Pour autant, François Biltgen ne rompt pas radicalement avec le passé et la tradition de pragmatisme du Luxembourg. Il en a d’ailleurs fait la démonstration cette semaine en demandant à la commission juridique un nouvel aménagement de la réforme sur la corruption qui devrait donner toute sa puissance de feu à la nouvelle antenne luxembourgeoise de l’organisation Transparency Interna-tional (TI), un réseau mondial dédié, entre autres, à la lutte contre la corruption. Du coup, la portée de la loi devrait être « amortie » : Il est sans doute moins préjudiciable pour l’image de marque de la Place en cas de révélation d’une affaire criminelle, de passer par le filtre de Transparency International plutôt que de prendre le risque d’un procès public ou de son étalage dans la presse. Rien n’exclut toutefois une issue devant les tribunaux, avec les aléas du droit et des garde-fous juridiques punissant sévèrement les violations du secret professionnel. « Si on dénonce au Parquet, on risque le problème de la dénonciation calomnieuse », résume Yann Baden, président de l’Association pour la promotion de la transparence, l’antenne de Transparency International pour le Luxembourg.
Le code du travail protégera désormais contre les représailles les salariés signalant ou témoignant des faits de corruption ou de prise illégale d’intérêts à un supérieur hiérarchique, aux autorités compétentes ou à « une association agréée ». L’amendement TI va donc permettre la dénonciation des faits de corruption à une asbl, à l’instar de ce qui existe déjà dans d’autres domaines pour certaines infractions comme la maltraitance, les violences conjugales ou le racisme. Le projet de loi ne définit pas le rôle exact qu’aura à jouer TI : l’organisation sera-t-elle une simple interface de médiation entre les salariés et l’entreprise, avant une plainte en justice ou sera-t-elle appelée à jouer un rôle identique à des organisations comme Public Concern at Work1 en Grande Bretagne, qui assure la protection des victimes de whistleblowing et fait le suivi des plaintes des donneurs d’alerte ?
Yann Baden espère bien que son asbl (qui devrait être reconnue d’utilité publique d’ici la fin du mois ou début novembre) servira de relais à la fois pour les salariés du secteur privé, ce que l’amendement adopté ce mercredi prévoit, que pour les fonctionnaires, vu l’absence dans la fonction publique d’une structure interne recueillant les cas de violations de crimes et délits. Comme souvent, on fait voter des lois sans trop se préoccuper de l’intendance. Les derniers arbitrages de la Commission juridique prévoient uniquement une intervention pour les salariés. TI Luxembourg pourrait également être un relais d’organisations internationales pour l’évaluation de la mise en œuvre de la législation sur la corruption.

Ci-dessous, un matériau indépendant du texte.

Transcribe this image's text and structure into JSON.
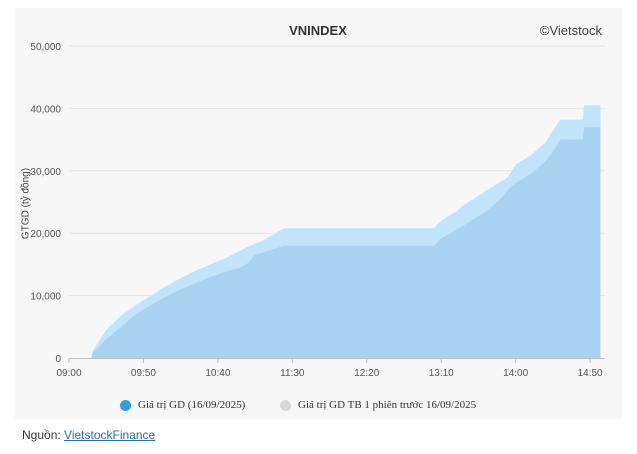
{
  "chart_data": {
    "type": "area",
    "title": "VNINDEX",
    "credit": "©Vietstock",
    "ylabel": "GTGD (tỷ đồng)",
    "xlabel": "",
    "ylim": [
      0,
      50000
    ],
    "yticks": [
      "0",
      "10,000",
      "20,000",
      "30,000",
      "40,000",
      "50,000"
    ],
    "xticks": [
      "09:00",
      "09:50",
      "10:40",
      "11:30",
      "12:20",
      "13:10",
      "14:00",
      "14:50"
    ],
    "grid": true,
    "legend_position": "bottom",
    "series": [
      {
        "name": "Giá trị GD (16/09/2025)",
        "color": "#a9d3f0",
        "points": [
          [
            "09:15",
            0
          ],
          [
            "09:16",
            800
          ],
          [
            "09:25",
            3000
          ],
          [
            "09:35",
            5000
          ],
          [
            "09:45",
            7000
          ],
          [
            "09:55",
            8500
          ],
          [
            "10:05",
            9800
          ],
          [
            "10:15",
            11000
          ],
          [
            "10:25",
            12000
          ],
          [
            "10:35",
            13000
          ],
          [
            "10:45",
            13800
          ],
          [
            "10:55",
            14500
          ],
          [
            "11:00",
            15200
          ],
          [
            "11:05",
            16500
          ],
          [
            "11:15",
            17300
          ],
          [
            "11:25",
            18000
          ],
          [
            "11:30",
            18000
          ],
          [
            "12:00",
            18000
          ],
          [
            "12:50",
            18000
          ],
          [
            "13:00",
            18000
          ],
          [
            "13:05",
            18000
          ],
          [
            "13:10",
            19200
          ],
          [
            "13:20",
            20500
          ],
          [
            "13:30",
            22000
          ],
          [
            "13:40",
            23500
          ],
          [
            "13:50",
            25500
          ],
          [
            "13:55",
            27000
          ],
          [
            "14:00",
            28000
          ],
          [
            "14:10",
            29500
          ],
          [
            "14:20",
            31500
          ],
          [
            "14:25",
            33000
          ],
          [
            "14:30",
            35000
          ],
          [
            "14:45",
            35000
          ],
          [
            "14:46",
            37000
          ],
          [
            "14:55",
            37000
          ],
          [
            "14:57",
            37000
          ]
        ]
      },
      {
        "name": "Giá trị GD TB 1 phiên trước 16/09/2025",
        "color": "#c2e4fb",
        "points": [
          [
            "09:15",
            0
          ],
          [
            "09:16",
            1200
          ],
          [
            "09:25",
            4500
          ],
          [
            "09:35",
            6800
          ],
          [
            "09:45",
            8500
          ],
          [
            "09:55",
            10000
          ],
          [
            "10:05",
            11500
          ],
          [
            "10:15",
            12800
          ],
          [
            "10:25",
            14000
          ],
          [
            "10:35",
            15000
          ],
          [
            "10:45",
            16000
          ],
          [
            "10:55",
            17200
          ],
          [
            "11:00",
            17800
          ],
          [
            "11:10",
            18800
          ],
          [
            "11:20",
            20200
          ],
          [
            "11:25",
            20800
          ],
          [
            "11:30",
            20800
          ],
          [
            "12:00",
            20800
          ],
          [
            "13:00",
            20800
          ],
          [
            "13:05",
            20800
          ],
          [
            "13:10",
            22000
          ],
          [
            "13:20",
            23500
          ],
          [
            "13:25",
            24500
          ],
          [
            "13:35",
            26000
          ],
          [
            "13:45",
            27500
          ],
          [
            "13:55",
            29000
          ],
          [
            "14:00",
            31000
          ],
          [
            "14:10",
            32500
          ],
          [
            "14:20",
            34500
          ],
          [
            "14:25",
            36500
          ],
          [
            "14:30",
            38200
          ],
          [
            "14:45",
            38200
          ],
          [
            "14:46",
            40500
          ],
          [
            "14:57",
            40500
          ]
        ]
      }
    ]
  },
  "source": {
    "label": "Nguồn:",
    "link_text": "VietstockFinance"
  }
}
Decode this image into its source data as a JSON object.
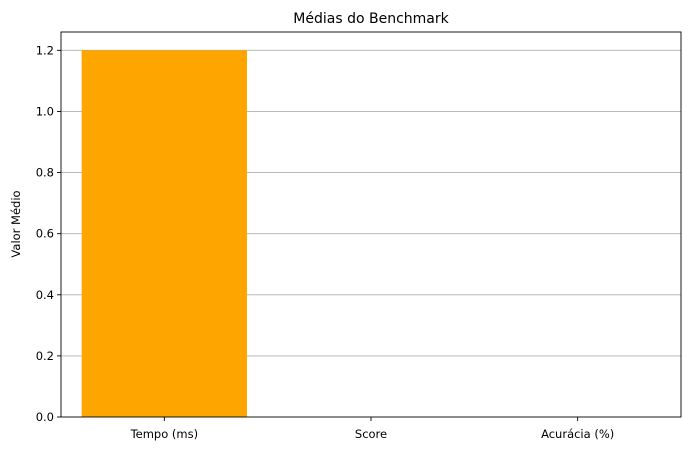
{
  "chart_data": {
    "type": "bar",
    "title": "Médias do Benchmark",
    "xlabel": "",
    "ylabel": "Valor Médio",
    "categories": [
      "Tempo (ms)",
      "Score",
      "Acurácia (%)"
    ],
    "values": [
      1.2,
      0,
      0
    ],
    "ylim": [
      0,
      1.26
    ],
    "yticks": [
      "0.0",
      "0.2",
      "0.4",
      "0.6",
      "0.8",
      "1.0",
      "1.2"
    ],
    "grid": "y",
    "bar_color": "#FFA500"
  }
}
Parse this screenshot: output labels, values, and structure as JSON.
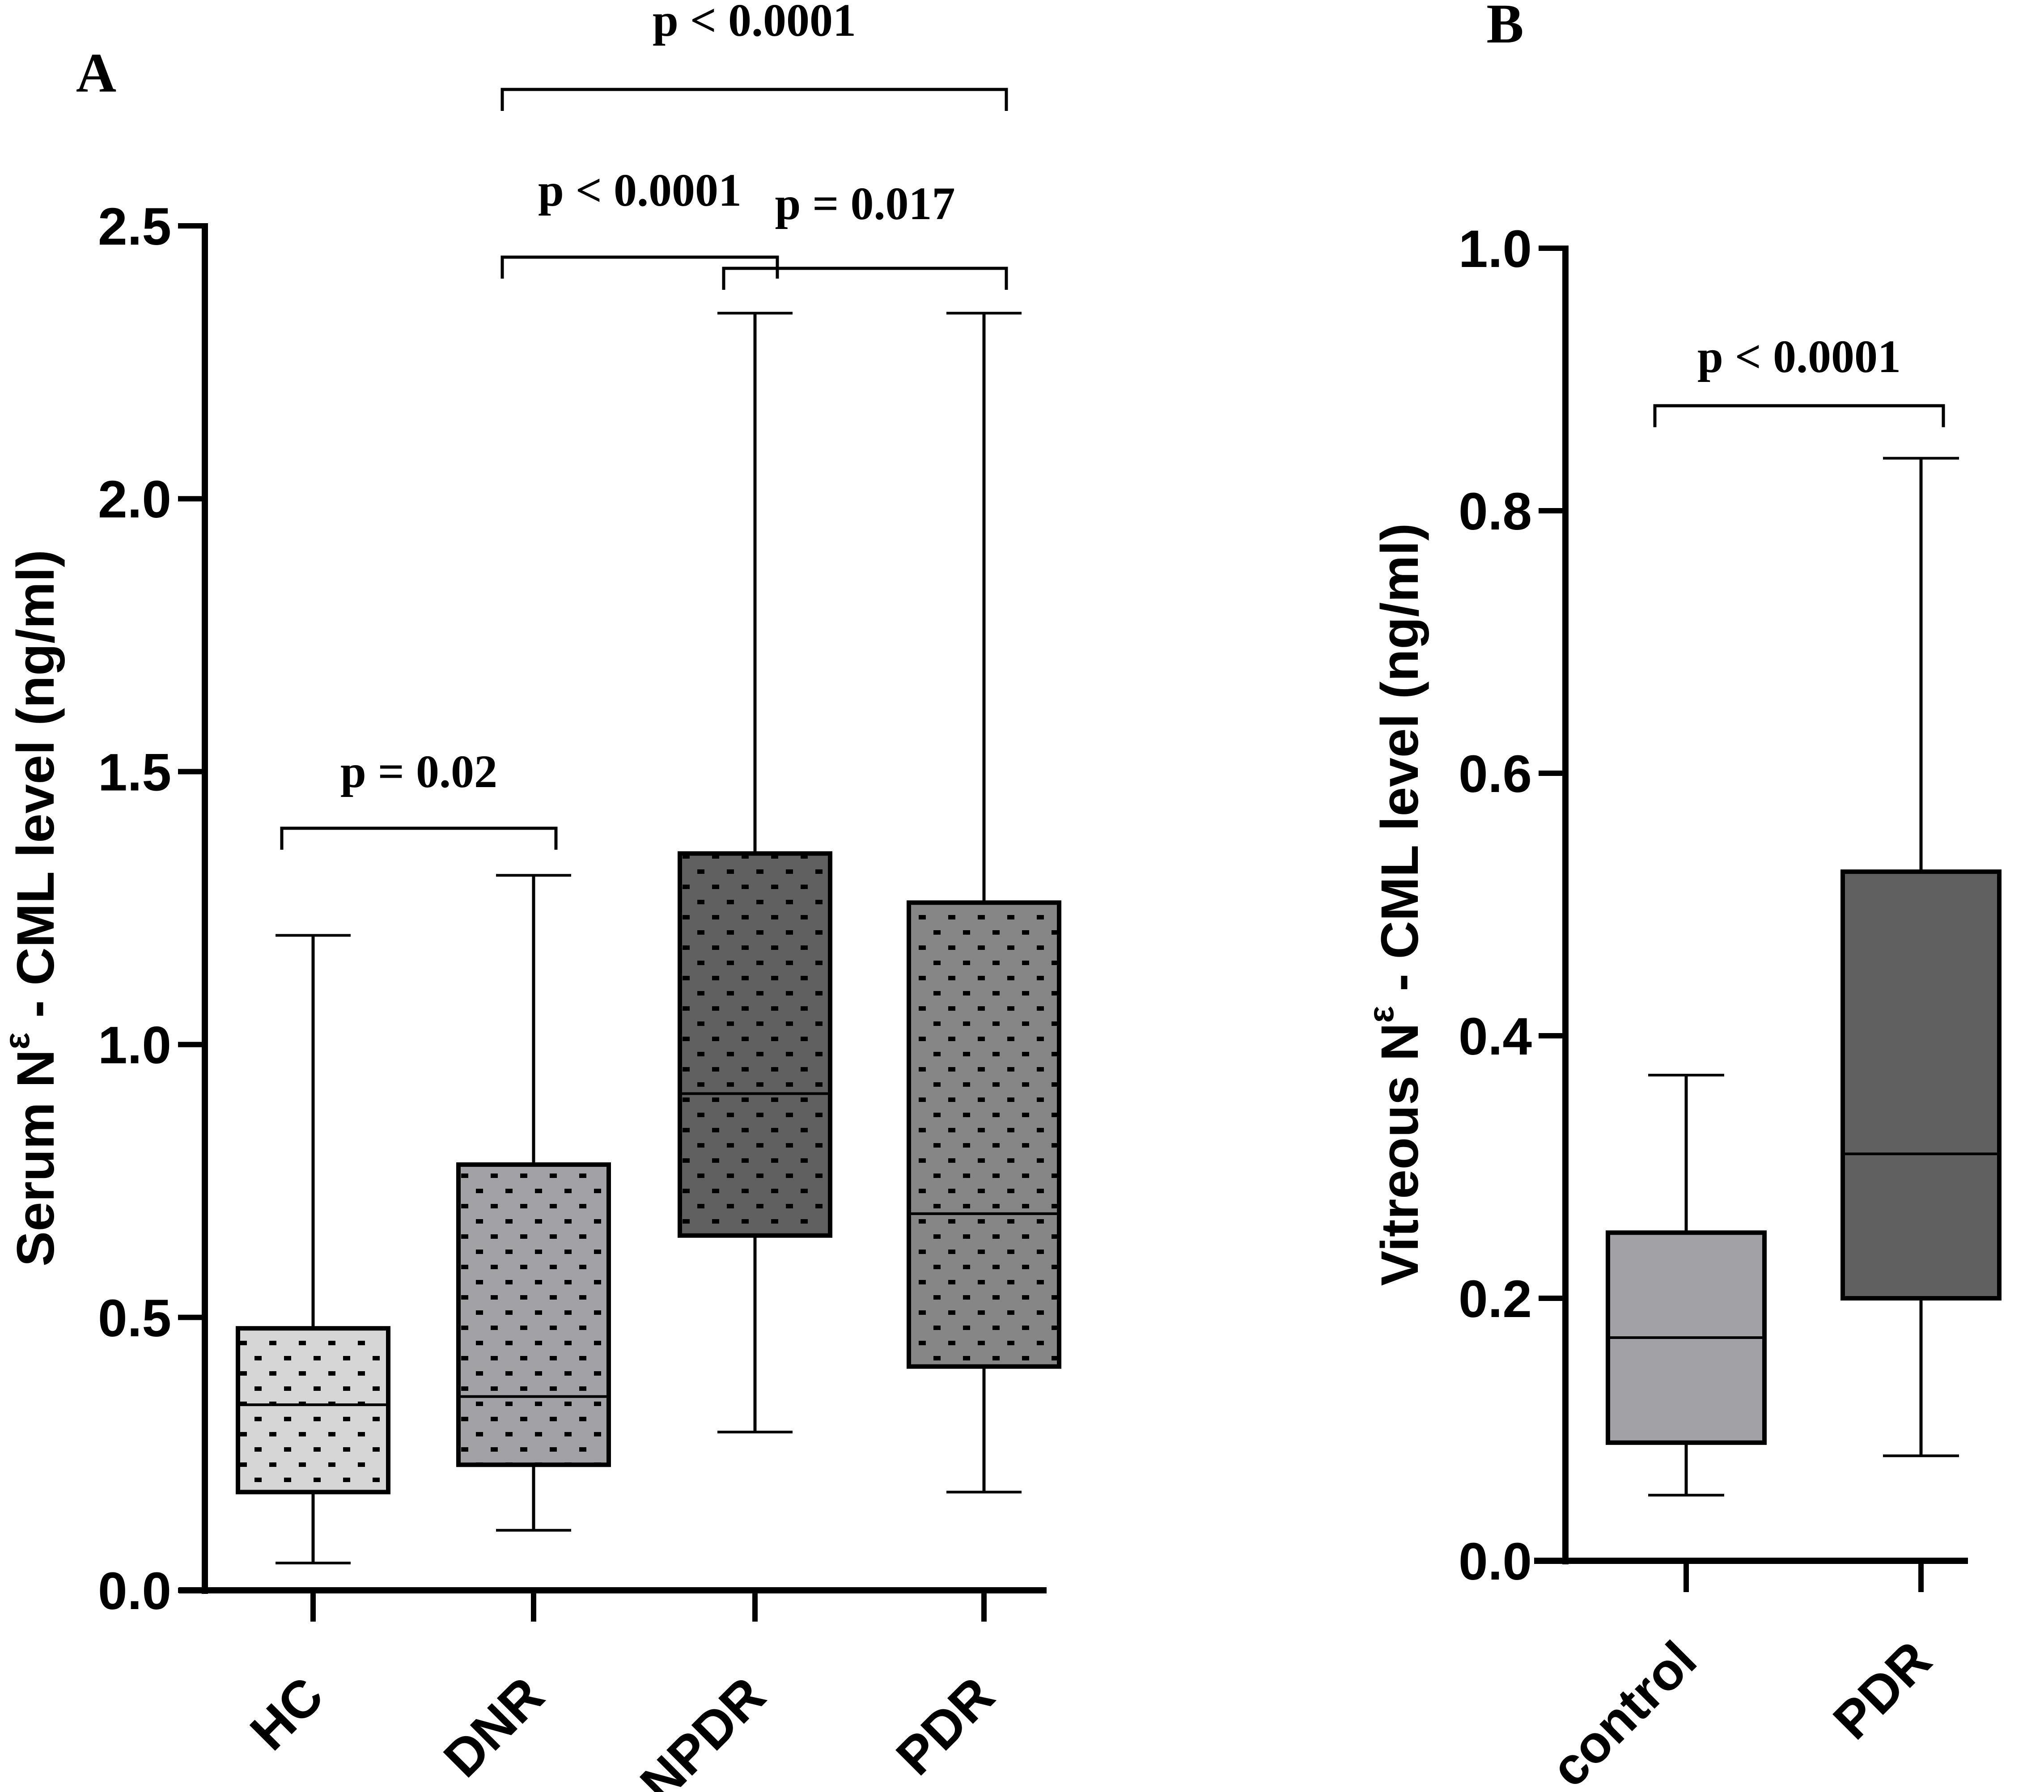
{
  "chart_data": [
    {
      "panel": "A",
      "type": "box",
      "panel_label": "A",
      "ylabel_prefix": "Serum N",
      "ylabel_superscript": "ε",
      "ylabel_suffix": " - CML level (ng/ml)",
      "ylim": [
        0,
        2.5
      ],
      "yticks": [
        0.0,
        0.5,
        1.0,
        1.5,
        2.0,
        2.5
      ],
      "ytick_labels": [
        "0.0",
        "0.5",
        "1.0",
        "1.5",
        "2.0",
        "2.5"
      ],
      "categories": [
        "HC",
        "DNR",
        "NPDR",
        "PDR"
      ],
      "boxes": [
        {
          "name": "HC",
          "min": 0.05,
          "q1": 0.18,
          "median": 0.34,
          "q3": 0.48,
          "max": 1.2,
          "fill": "#d6d6d6",
          "dotted": true
        },
        {
          "name": "DNR",
          "min": 0.11,
          "q1": 0.23,
          "median": 0.355,
          "q3": 0.78,
          "max": 1.31,
          "fill": "#a2a1a6",
          "dotted": true
        },
        {
          "name": "NPDR",
          "min": 0.29,
          "q1": 0.65,
          "median": 0.91,
          "q3": 1.35,
          "max": 2.34,
          "fill": "#606060",
          "dotted": true
        },
        {
          "name": "PDR",
          "min": 0.18,
          "q1": 0.41,
          "median": 0.69,
          "q3": 1.26,
          "max": 2.34,
          "fill": "#868686",
          "dotted": true
        }
      ],
      "comparisons": [
        {
          "from": "HC",
          "to": "DNR",
          "y": 1.4,
          "label": "p = 0.02"
        },
        {
          "from": "DNR",
          "to": "NPDR",
          "y": 2.44,
          "label": "p < 0.0001"
        },
        {
          "from": "NPDR",
          "to": "PDR",
          "y": 2.42,
          "label": "p = 0.017"
        },
        {
          "from": "DNR",
          "to": "PDR",
          "y": 2.75,
          "label": "p < 0.0001"
        }
      ],
      "grid": false
    },
    {
      "panel": "B",
      "type": "box",
      "panel_label": "B",
      "ylabel_prefix": "Vitreous N",
      "ylabel_superscript": "ε",
      "ylabel_suffix": " - CML level (ng/ml)",
      "ylim": [
        0,
        1.0
      ],
      "yticks": [
        0.0,
        0.2,
        0.4,
        0.6,
        0.8,
        1.0
      ],
      "ytick_labels": [
        "0.0",
        "0.2",
        "0.4",
        "0.6",
        "0.8",
        "1.0"
      ],
      "categories": [
        "control",
        "PDR"
      ],
      "boxes": [
        {
          "name": "control",
          "min": 0.05,
          "q1": 0.09,
          "median": 0.17,
          "q3": 0.25,
          "max": 0.37,
          "fill": "#a2a1a6",
          "dotted": false
        },
        {
          "name": "PDR",
          "min": 0.08,
          "q1": 0.2,
          "median": 0.31,
          "q3": 0.525,
          "max": 0.84,
          "fill": "#606060",
          "dotted": false
        }
      ],
      "comparisons": [
        {
          "from": "control",
          "to": "PDR",
          "y": 0.88,
          "label": "p < 0.0001"
        }
      ],
      "grid": false
    }
  ]
}
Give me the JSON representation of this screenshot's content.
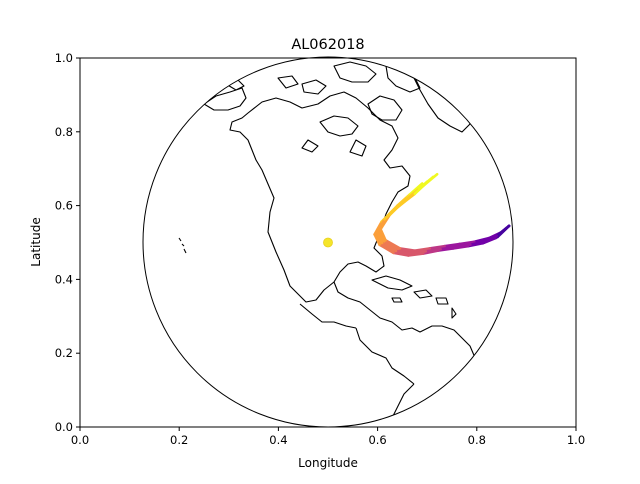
{
  "chart_data": {
    "type": "map-projection",
    "title": "AL062018",
    "xlabel": "Longitude",
    "ylabel": "Latitude",
    "xlim": [
      0.0,
      1.0
    ],
    "ylim": [
      0.0,
      1.0
    ],
    "xticks": [
      "0.0",
      "0.2",
      "0.4",
      "0.6",
      "0.8",
      "1.0"
    ],
    "yticks": [
      "0.0",
      "0.2",
      "0.4",
      "0.6",
      "0.8",
      "1.0"
    ],
    "grid": false,
    "projection": "orthographic",
    "globe_center": [
      0.5,
      0.5
    ],
    "center_marker": {
      "x": 0.5,
      "y": 0.5,
      "color": "#f5e52a"
    },
    "track_colormap": [
      "#f0f921",
      "#fdca26",
      "#fb9f3a",
      "#ed7953",
      "#d8576b",
      "#bd3786",
      "#9c179e",
      "#7201a8",
      "#46039f"
    ],
    "ensemble_tracks": [
      {
        "points": [
          [
            0.865,
            0.545
          ],
          [
            0.845,
            0.52
          ],
          [
            0.82,
            0.505
          ],
          [
            0.79,
            0.495
          ],
          [
            0.76,
            0.49
          ],
          [
            0.73,
            0.485
          ],
          [
            0.7,
            0.478
          ],
          [
            0.67,
            0.472
          ],
          [
            0.64,
            0.478
          ],
          [
            0.61,
            0.5
          ],
          [
            0.6,
            0.53
          ],
          [
            0.615,
            0.565
          ],
          [
            0.64,
            0.6
          ],
          [
            0.665,
            0.63
          ],
          [
            0.69,
            0.66
          ]
        ]
      },
      {
        "points": [
          [
            0.865,
            0.545
          ],
          [
            0.842,
            0.515
          ],
          [
            0.815,
            0.5
          ],
          [
            0.785,
            0.492
          ],
          [
            0.755,
            0.486
          ],
          [
            0.725,
            0.48
          ],
          [
            0.695,
            0.474
          ],
          [
            0.665,
            0.468
          ],
          [
            0.635,
            0.475
          ],
          [
            0.608,
            0.497
          ],
          [
            0.597,
            0.525
          ],
          [
            0.612,
            0.56
          ],
          [
            0.64,
            0.595
          ],
          [
            0.67,
            0.628
          ],
          [
            0.7,
            0.665
          ]
        ]
      },
      {
        "points": [
          [
            0.865,
            0.545
          ],
          [
            0.848,
            0.525
          ],
          [
            0.822,
            0.51
          ],
          [
            0.792,
            0.5
          ],
          [
            0.762,
            0.494
          ],
          [
            0.732,
            0.488
          ],
          [
            0.702,
            0.482
          ],
          [
            0.672,
            0.476
          ],
          [
            0.642,
            0.482
          ],
          [
            0.613,
            0.503
          ],
          [
            0.603,
            0.533
          ],
          [
            0.62,
            0.57
          ],
          [
            0.648,
            0.607
          ],
          [
            0.68,
            0.64
          ],
          [
            0.72,
            0.685
          ]
        ]
      },
      {
        "points": [
          [
            0.865,
            0.545
          ],
          [
            0.838,
            0.512
          ],
          [
            0.812,
            0.498
          ],
          [
            0.782,
            0.49
          ],
          [
            0.752,
            0.484
          ],
          [
            0.722,
            0.478
          ],
          [
            0.692,
            0.47
          ],
          [
            0.662,
            0.465
          ],
          [
            0.632,
            0.472
          ],
          [
            0.604,
            0.494
          ],
          [
            0.594,
            0.522
          ],
          [
            0.608,
            0.556
          ],
          [
            0.633,
            0.59
          ],
          [
            0.66,
            0.622
          ],
          [
            0.685,
            0.65
          ]
        ]
      },
      {
        "points": [
          [
            0.865,
            0.545
          ],
          [
            0.85,
            0.528
          ],
          [
            0.825,
            0.512
          ],
          [
            0.795,
            0.502
          ],
          [
            0.765,
            0.496
          ],
          [
            0.735,
            0.49
          ],
          [
            0.705,
            0.484
          ],
          [
            0.675,
            0.478
          ],
          [
            0.645,
            0.484
          ],
          [
            0.616,
            0.506
          ],
          [
            0.606,
            0.536
          ],
          [
            0.624,
            0.574
          ],
          [
            0.652,
            0.612
          ],
          [
            0.684,
            0.645
          ],
          [
            0.712,
            0.678
          ]
        ]
      },
      {
        "points": [
          [
            0.865,
            0.545
          ],
          [
            0.84,
            0.518
          ],
          [
            0.817,
            0.503
          ],
          [
            0.787,
            0.494
          ],
          [
            0.757,
            0.488
          ],
          [
            0.727,
            0.482
          ],
          [
            0.697,
            0.476
          ],
          [
            0.667,
            0.47
          ],
          [
            0.637,
            0.477
          ],
          [
            0.609,
            0.499
          ],
          [
            0.599,
            0.528
          ],
          [
            0.614,
            0.563
          ],
          [
            0.642,
            0.598
          ],
          [
            0.675,
            0.632
          ],
          [
            0.705,
            0.67
          ]
        ]
      }
    ]
  }
}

Les comportements culturels des employés au Luxembourg, où la discrétion est sans doute davantage valorisée dans les entreprises que par exemple la performance commerciale, ne devraient pas révolutionner les rapports de force dans les bureaux ou les usines, tout au plus assurer une meilleure protection et de plus confortables indemnités aux gens courageux qui auront osé révéler les abus dont ils ont été les témoins ou les victimes.